Kuller has since refined the sensor, ditching the pollution nozzle and getting it down to the size of a couple of quarters. The hope is that the “Air-Go” device can be combined with other measurements (heart rate, athletic performance, brain activity) to better show how the breath interacts with and influences the body. “It’s amazing how primeval everything is when we get to the breath,” Kuller says. “It’s like stabbing in the dark. We’ve never been able to measure people under normal circumstances.”

One area with lots of potential is sleep study. Bringing people into labs and hooking them up with wires and expensive equipment doesn’t exactly set the scene for restful sleep, but a small wearable device that could be used at home could give a better sense of how people with sleep apnea, for example, are breathing throughout a typical night.

As with any new tool to measure the body, there’s plenty of interest from the athletic community, which is always eager for any minor edge to improve the body’s performance. Hunter Allen, a Virginia-based bicycle coach and former cyclist himself, has spent years working with endurance athletes using power meters, analyzing the force riders are putting into the pedals.

Allen can already use the power meter and different metrics to come up with a personalized training plan. Adding the respiration rate, he says, could bring in “a new channel of data that we’ve never seen before,” and he even foresees the possibility of having a signal to bikers to encourage different kinds of breathing for different outputs (say, going up a hill).

The need for deep breathing during exercise is well-known — as the muscles use more energy, they produce the molecule ATP, which requires oxygen.

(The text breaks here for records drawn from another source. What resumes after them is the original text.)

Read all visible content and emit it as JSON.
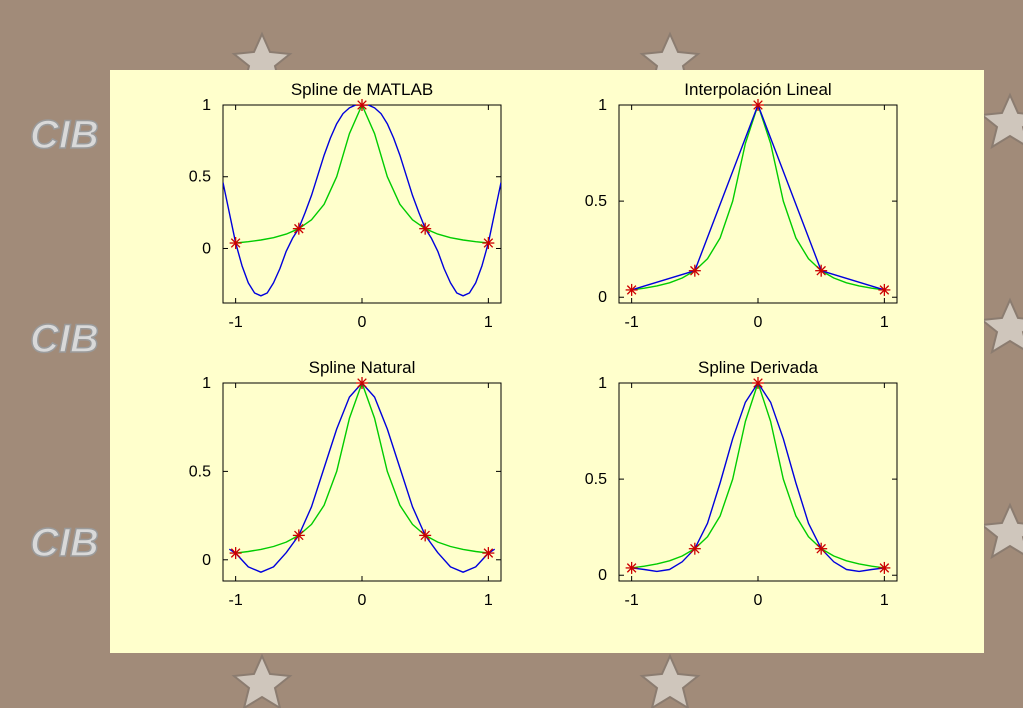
{
  "page": {
    "background_color": "#a18b79",
    "slide_color": "#ffffcc",
    "watermark_text": "CIB",
    "decoration": "star-icon"
  },
  "chart_data": [
    {
      "type": "line",
      "title": "Spline de MATLAB",
      "xlabel": "",
      "ylabel": "",
      "xlim": [
        -1.1,
        1.1
      ],
      "ylim": [
        -0.38,
        1.0
      ],
      "xticks": [
        "-1",
        "0",
        "1"
      ],
      "yticks": [
        "0",
        "0.5",
        "1"
      ],
      "grid": false,
      "series": [
        {
          "color": "#00cc00",
          "x": [
            -1,
            -0.9,
            -0.8,
            -0.7,
            -0.6,
            -0.5,
            -0.4,
            -0.3,
            -0.2,
            -0.1,
            0,
            0.1,
            0.2,
            0.3,
            0.4,
            0.5,
            0.6,
            0.7,
            0.8,
            0.9,
            1
          ],
          "y": [
            0.038,
            0.047,
            0.059,
            0.075,
            0.1,
            0.138,
            0.2,
            0.308,
            0.5,
            0.8,
            1,
            0.8,
            0.5,
            0.308,
            0.2,
            0.138,
            0.1,
            0.075,
            0.059,
            0.047,
            0.038
          ]
        },
        {
          "color": "#0000dd",
          "x": [
            -1.1,
            -1.05,
            -1,
            -0.95,
            -0.9,
            -0.85,
            -0.8,
            -0.75,
            -0.7,
            -0.65,
            -0.6,
            -0.55,
            -0.5,
            -0.45,
            -0.4,
            -0.35,
            -0.3,
            -0.25,
            -0.2,
            -0.15,
            -0.1,
            -0.05,
            0,
            0.05,
            0.1,
            0.15,
            0.2,
            0.25,
            0.3,
            0.35,
            0.4,
            0.45,
            0.5,
            0.55,
            0.6,
            0.65,
            0.7,
            0.75,
            0.8,
            0.85,
            0.9,
            0.95,
            1,
            1.05,
            1.1
          ],
          "y": [
            0.46,
            0.25,
            0.04,
            -0.12,
            -0.24,
            -0.31,
            -0.33,
            -0.31,
            -0.24,
            -0.14,
            -0.02,
            0.07,
            0.14,
            0.25,
            0.37,
            0.51,
            0.65,
            0.77,
            0.87,
            0.94,
            0.98,
            1.0,
            1,
            1.0,
            0.98,
            0.94,
            0.87,
            0.77,
            0.65,
            0.51,
            0.37,
            0.25,
            0.14,
            0.07,
            -0.02,
            -0.14,
            -0.24,
            -0.31,
            -0.33,
            -0.31,
            -0.24,
            -0.12,
            0.04,
            0.25,
            0.46
          ]
        }
      ],
      "markers": {
        "color": "#cc0000",
        "x": [
          -1,
          -0.5,
          0,
          0.5,
          1
        ],
        "y": [
          0.038,
          0.138,
          1,
          0.138,
          0.038
        ]
      }
    },
    {
      "type": "line",
      "title": "Interpolación Lineal",
      "xlabel": "",
      "ylabel": "",
      "xlim": [
        -1.1,
        1.1
      ],
      "ylim": [
        -0.03,
        1.0
      ],
      "xticks": [
        "-1",
        "0",
        "1"
      ],
      "yticks": [
        "0",
        "0.5",
        "1"
      ],
      "grid": false,
      "series": [
        {
          "color": "#00cc00",
          "x": [
            -1,
            -0.9,
            -0.8,
            -0.7,
            -0.6,
            -0.5,
            -0.4,
            -0.3,
            -0.2,
            -0.1,
            0,
            0.1,
            0.2,
            0.3,
            0.4,
            0.5,
            0.6,
            0.7,
            0.8,
            0.9,
            1
          ],
          "y": [
            0.038,
            0.047,
            0.059,
            0.075,
            0.1,
            0.138,
            0.2,
            0.308,
            0.5,
            0.8,
            1,
            0.8,
            0.5,
            0.308,
            0.2,
            0.138,
            0.1,
            0.075,
            0.059,
            0.047,
            0.038
          ]
        },
        {
          "color": "#0000dd",
          "x": [
            -1,
            -0.5,
            0,
            0.5,
            1
          ],
          "y": [
            0.038,
            0.138,
            1,
            0.138,
            0.038
          ]
        }
      ],
      "markers": {
        "color": "#cc0000",
        "x": [
          -1,
          -0.5,
          0,
          0.5,
          1
        ],
        "y": [
          0.038,
          0.138,
          1,
          0.138,
          0.038
        ]
      }
    },
    {
      "type": "line",
      "title": "Spline Natural",
      "xlabel": "",
      "ylabel": "",
      "xlim": [
        -1.1,
        1.1
      ],
      "ylim": [
        -0.12,
        1.0
      ],
      "xticks": [
        "-1",
        "0",
        "1"
      ],
      "yticks": [
        "0",
        "0.5",
        "1"
      ],
      "grid": false,
      "series": [
        {
          "color": "#00cc00",
          "x": [
            -1,
            -0.9,
            -0.8,
            -0.7,
            -0.6,
            -0.5,
            -0.4,
            -0.3,
            -0.2,
            -0.1,
            0,
            0.1,
            0.2,
            0.3,
            0.4,
            0.5,
            0.6,
            0.7,
            0.8,
            0.9,
            1
          ],
          "y": [
            0.038,
            0.047,
            0.059,
            0.075,
            0.1,
            0.138,
            0.2,
            0.308,
            0.5,
            0.8,
            1,
            0.8,
            0.5,
            0.308,
            0.2,
            0.138,
            0.1,
            0.075,
            0.059,
            0.047,
            0.038
          ]
        },
        {
          "color": "#0000dd",
          "x": [
            -1.05,
            -1,
            -0.9,
            -0.8,
            -0.7,
            -0.6,
            -0.5,
            -0.4,
            -0.3,
            -0.2,
            -0.1,
            0,
            0.1,
            0.2,
            0.3,
            0.4,
            0.5,
            0.6,
            0.7,
            0.8,
            0.9,
            1,
            1.05
          ],
          "y": [
            0.06,
            0.038,
            -0.04,
            -0.07,
            -0.04,
            0.04,
            0.138,
            0.3,
            0.52,
            0.74,
            0.92,
            1,
            0.92,
            0.74,
            0.52,
            0.3,
            0.138,
            0.04,
            -0.04,
            -0.07,
            -0.04,
            0.038,
            0.06
          ]
        }
      ],
      "markers": {
        "color": "#cc0000",
        "x": [
          -1,
          -0.5,
          0,
          0.5,
          1
        ],
        "y": [
          0.038,
          0.138,
          1,
          0.138,
          0.038
        ]
      }
    },
    {
      "type": "line",
      "title": "Spline Derivada",
      "xlabel": "",
      "ylabel": "",
      "xlim": [
        -1.1,
        1.1
      ],
      "ylim": [
        -0.03,
        1.0
      ],
      "xticks": [
        "-1",
        "0",
        "1"
      ],
      "yticks": [
        "0",
        "0.5",
        "1"
      ],
      "grid": false,
      "series": [
        {
          "color": "#00cc00",
          "x": [
            -1,
            -0.9,
            -0.8,
            -0.7,
            -0.6,
            -0.5,
            -0.4,
            -0.3,
            -0.2,
            -0.1,
            0,
            0.1,
            0.2,
            0.3,
            0.4,
            0.5,
            0.6,
            0.7,
            0.8,
            0.9,
            1
          ],
          "y": [
            0.038,
            0.047,
            0.059,
            0.075,
            0.1,
            0.138,
            0.2,
            0.308,
            0.5,
            0.8,
            1,
            0.8,
            0.5,
            0.308,
            0.2,
            0.138,
            0.1,
            0.075,
            0.059,
            0.047,
            0.038
          ]
        },
        {
          "color": "#0000dd",
          "x": [
            -1,
            -0.9,
            -0.8,
            -0.7,
            -0.6,
            -0.5,
            -0.4,
            -0.3,
            -0.2,
            -0.1,
            0,
            0.1,
            0.2,
            0.3,
            0.4,
            0.5,
            0.6,
            0.7,
            0.8,
            0.9,
            1
          ],
          "y": [
            0.038,
            0.03,
            0.02,
            0.03,
            0.07,
            0.138,
            0.27,
            0.48,
            0.71,
            0.9,
            1,
            0.9,
            0.71,
            0.48,
            0.27,
            0.138,
            0.07,
            0.03,
            0.02,
            0.03,
            0.038
          ]
        }
      ],
      "markers": {
        "color": "#cc0000",
        "x": [
          -1,
          -0.5,
          0,
          0.5,
          1
        ],
        "y": [
          0.038,
          0.138,
          1,
          0.138,
          0.038
        ]
      }
    }
  ]
}
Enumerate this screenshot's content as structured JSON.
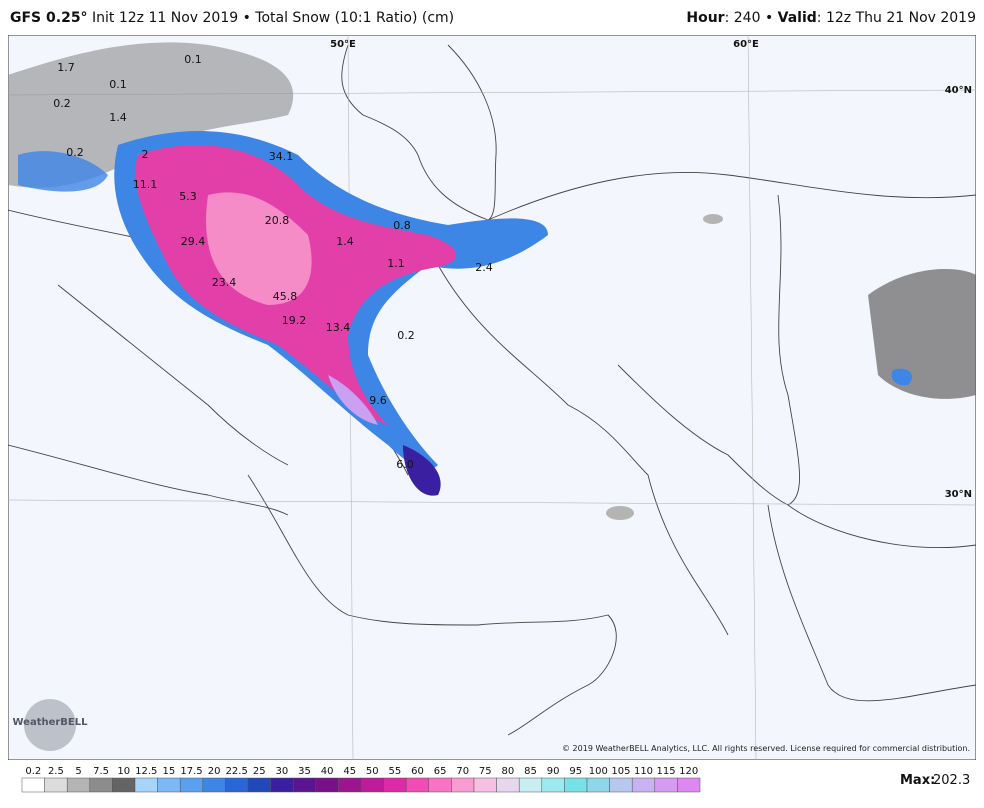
{
  "header": {
    "model": "GFS 0.25°",
    "subtitle": "Init 12z 11 Nov 2019 • Total Snow (10:1 Ratio) (cm)",
    "hour_label": "Hour",
    "hour": ": 240",
    "separator": "•",
    "valid_label": "Valid",
    "valid": ": 12z Thu 21 Nov 2019"
  },
  "map": {
    "grid_labels": [
      "50°E",
      "60°E",
      "40°N",
      "30°N"
    ],
    "annotations": [
      "0.1",
      "1.7",
      "0.1",
      "0.2",
      "1.4",
      "0.2",
      "2",
      "11.1",
      "5.3",
      "34.1",
      "20.8",
      "0.8",
      "29.4",
      "1.4",
      "1.1",
      "2.4",
      "23.4",
      "45.8",
      "19.2",
      "13.4",
      "0.2",
      "9.6",
      "6.0"
    ],
    "copyright": "© 2019 WeatherBELL Analytics, LLC. All rights reserved. License required for commercial distribution.",
    "logo": "WeatherBELL"
  },
  "legend": {
    "labels": [
      "0.2",
      "2.5",
      "5",
      "7.5",
      "10",
      "12.5",
      "15",
      "17.5",
      "20",
      "22.5",
      "25",
      "30",
      "35",
      "40",
      "45",
      "50",
      "55",
      "60",
      "65",
      "70",
      "75",
      "80",
      "85",
      "90",
      "95",
      "100",
      "105",
      "110",
      "115",
      "120"
    ],
    "colors": [
      "#ffffff",
      "#dcdcdc",
      "#b4b4b4",
      "#8c8c8c",
      "#646464",
      "#a6d4fa",
      "#7cbaf5",
      "#5aa0ef",
      "#3d86e6",
      "#2a66d6",
      "#2048b8",
      "#3a1fa0",
      "#5a1490",
      "#7a0f8a",
      "#9c1490",
      "#be1c98",
      "#de2aa6",
      "#f24bb4",
      "#f873c3",
      "#fa9bd2",
      "#f7c0e2",
      "#e6d6ee",
      "#c8eef2",
      "#9ceaf0",
      "#78e0e8",
      "#8fd6e8",
      "#b7c8f0",
      "#c9b2f2",
      "#d69af2",
      "#dd88f0"
    ],
    "max_label": "Max:",
    "max": "202.3"
  }
}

Sucking down deep breaths is a natural response to a heavy workout. There are even devices and exercises to strengthen the diaphragm, meant to expand the lungs’ capacity for each breath.

But studies have shown that the right kind of breathing can make a difference. A 2011 study published in the Journal of Sports Science that tracked runners found that those who trained the inspiratory muscles — those that control inhalation — with a resistance training device improved their times by between 5 and 15 percent. A 2014 study published in the journal Wilderness and Environmental Medicine even found that training mountain climbers to take quick, deep breaths helped them overcome acute mountain sickness at high altitudes.

Yee’s BreathResearch company is now partnering with the University of Wisconsin Human Performance Lab to study whether the sound of breath could give us better information about our workouts than the heart-rate sensors built into the grips of an elliptical trainer.

“Heart rate alone can’t tell us about the change in fuel sources and the exercise intensity,” Yee says. “Where we do see it is in the breathing patterns.”

Athletes may have plenty of interest in making sure each breath counts and maximizing its power, but it may have less importance for someone in their everyday life. After all, we can breath from the moment of birth until we die without once ever thinking about. But Yee says that for those who can give it some attention, there’s untold power in the breath.

“We know there’s a way to manipulate breathing, and research shows that we can use our breath to affect our heart rate and our relaxation,” Yee says. “It’s like having a window into a part of nature. Adjusting your breath is adjusting your actions, thoughts and emotions.”